Vanadium dioxide-sapphire metasurfaces for actively tunable surface phonon polariton resonances at mid-infrared

Vanadium dioxide (VO2), a reversible insulator-to-metal phase transition (IMT) material, provides an actively tunable platform for photonics devices because the IMT makes a drastic change in VO2 optical properties. VO2 film grows well on a sapphire substrate because of the small lattice mismatch, a good quality VO2 film on sapphire has used many photonics applications for electrically and thermally tunable plasmonic devices at near- and mid-infrared. Beyond plasmonics, recent studies show phonon polaritons are more efficient ingredients in mid-infrared photonics.

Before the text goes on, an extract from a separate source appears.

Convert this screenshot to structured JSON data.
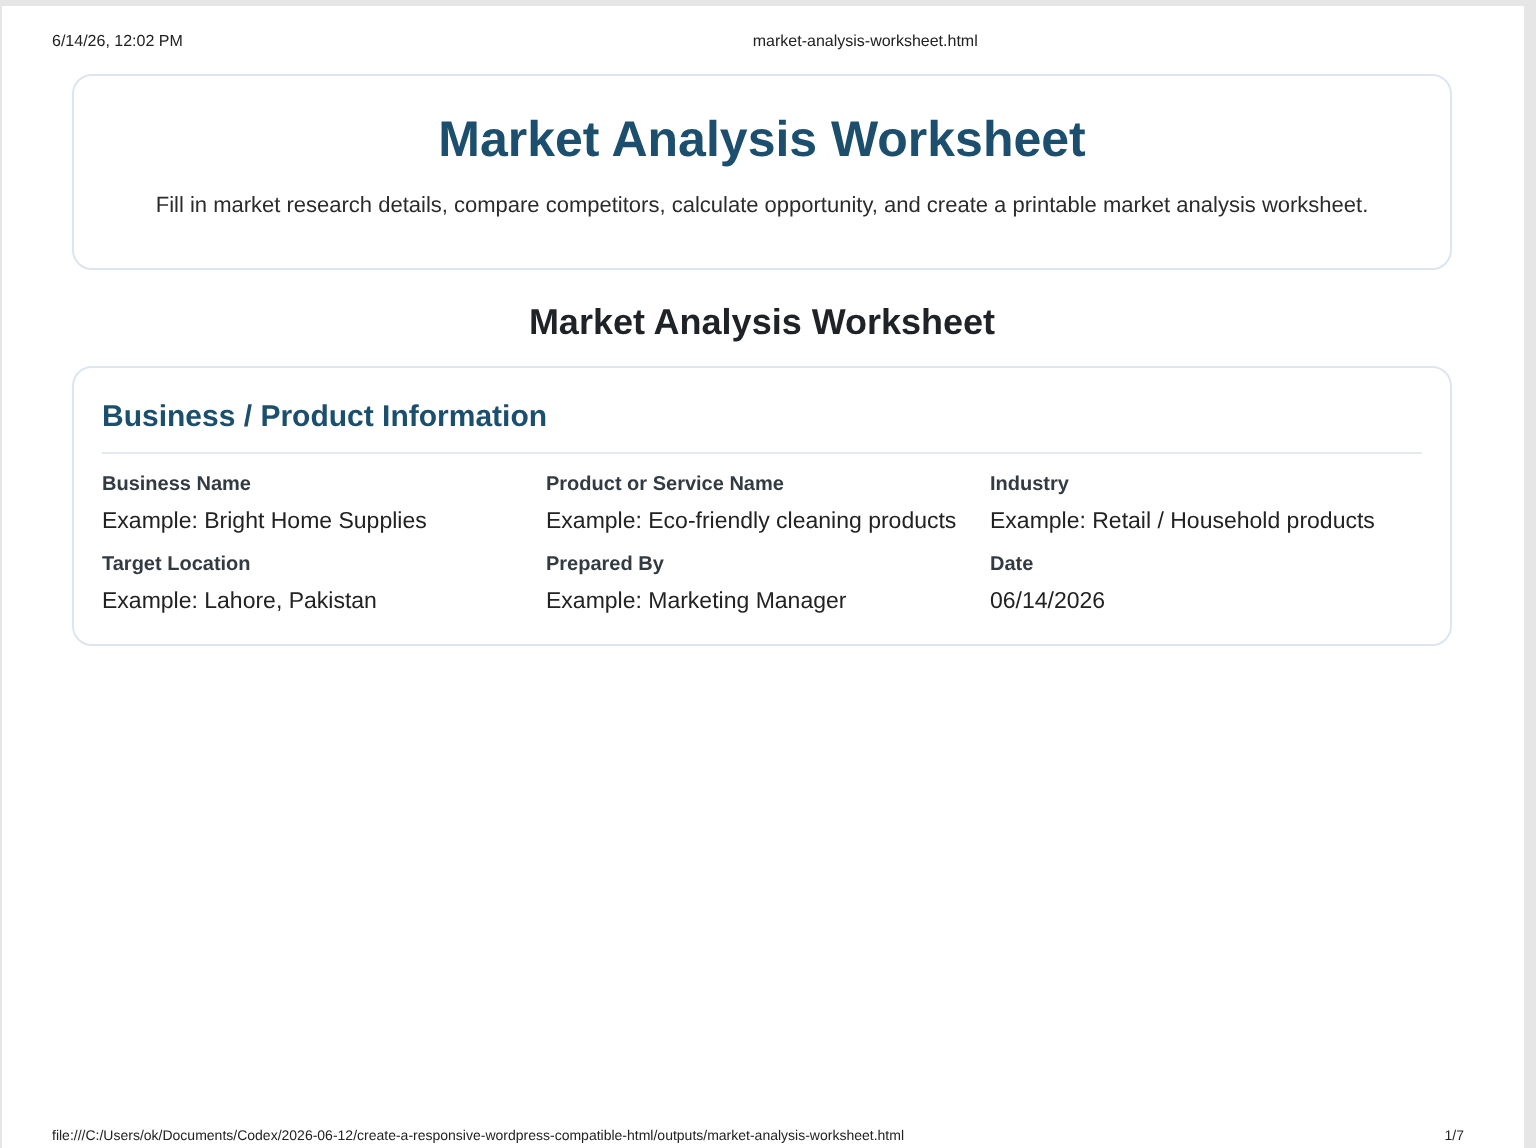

VO2 film on sapphire will be an attractive platform to develop phonon polaritonic metasurfaces because sapphire supports phonon polaritons at its mid-infrared Reststrahlen band (10 - 20 microns). Here, we numerically simulate and experimentally demonstrate thermally tunable surface phonon polaritonic devices based on VO2 film on sapphire working at sapphire's Reststrahlen band. The device consists of 40 nm thick gold grating (periodicity = 900 nm, gap = 100 nm) on 100 nm thick VO2 on sapphire. The cavity resonance is observed near 770 cm-1 and shows redshifts as temperature increases. We further studied different grating periods and gaps to observe the cavity resonance tuning and its dynamic redshift by heat.